Namfrel again wrote Casquejo on Mar. 25 seeking five documents. Those pertained to Pro V&V’s encoding and compliance with hash code protocols. It sought independent verification. Again, no reply.
“The process of building components into a system, which included the generation of the system hash, was never shown publicly. Aside from the VCM System Hash, no other hash codes were shared for public check,” Namfrel concluded. “Without the system hash generation in full view of stakeholders, the source code that Namfrel saw and reviewed could be different from what was used by the VCMs on Election Day. In layman terms, this software used on the VCMs on Election Day … could have been edited.”
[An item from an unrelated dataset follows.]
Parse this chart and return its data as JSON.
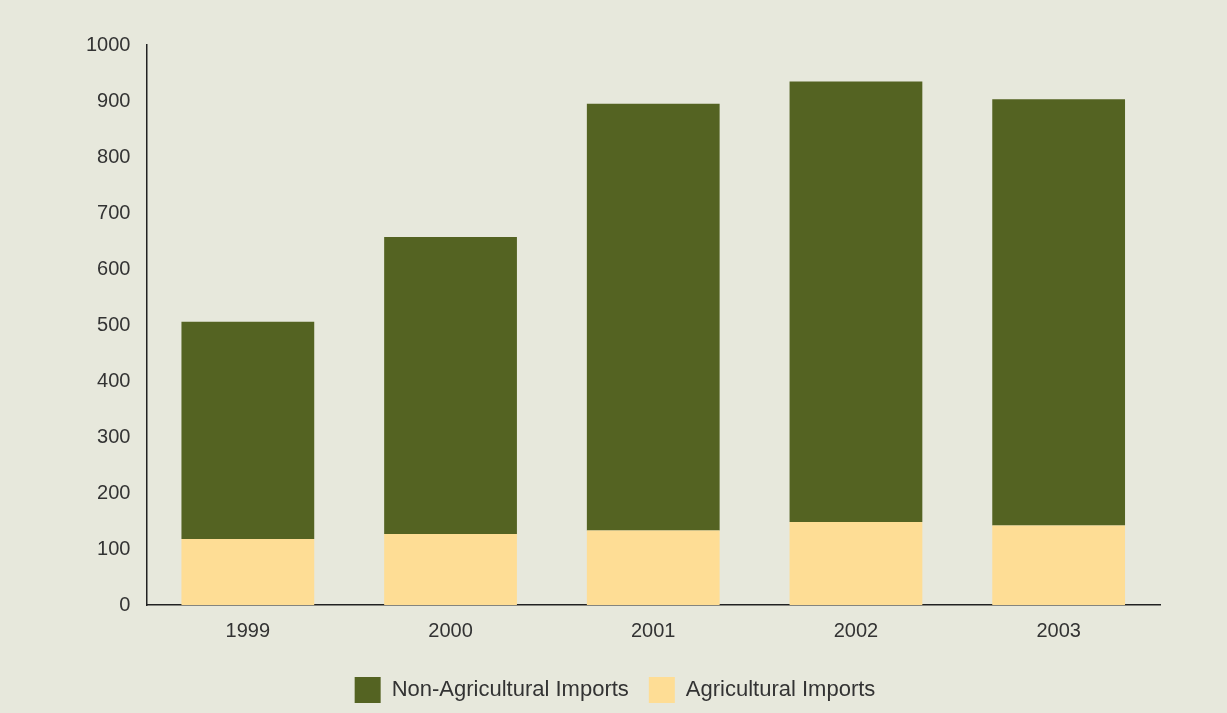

“Flimsy!” Namfrel chairman Lito Averia described in an interview Pro V&V’s alibi of typo error. Comelec’s multimillion-dollar contractor shouldn’t have manually encoded the hash code. For accuracy, IT professionals simply copy and paste it to websites or other electronic documents. Averia came upon the hash code discrepancies minutes into the Comelec demo.
“Flimsy!” Rio said in a separate interview. “Lawyer-commissioners shouldn’t have believed Pro V&V. They should have tried to understand the technology.”
Once AFP deputy chief for research and development, Rio avers that the flood of results by 8:02 election night was meant to condition voters’ minds. Bongbong Marcos and Sara Duterte from the start led the presidential and VP races till returns tapered off in four days.
VCMs were rigged, Rio says. Last November he petitioned the Supreme Court to order Comelec to disclose the transmission logs lest they be deleted. The SC gave the poll body ten working days from Feb. 28 to reply.
Retired Col. Leonardo Odono sought the same Comelec records “in the exercise of my constitutional right of access to information.” Ignored since November, the PMA 1964 graduate is conferring with congressmen to impeach five of the seven commissioners for “conspiracy of silence”.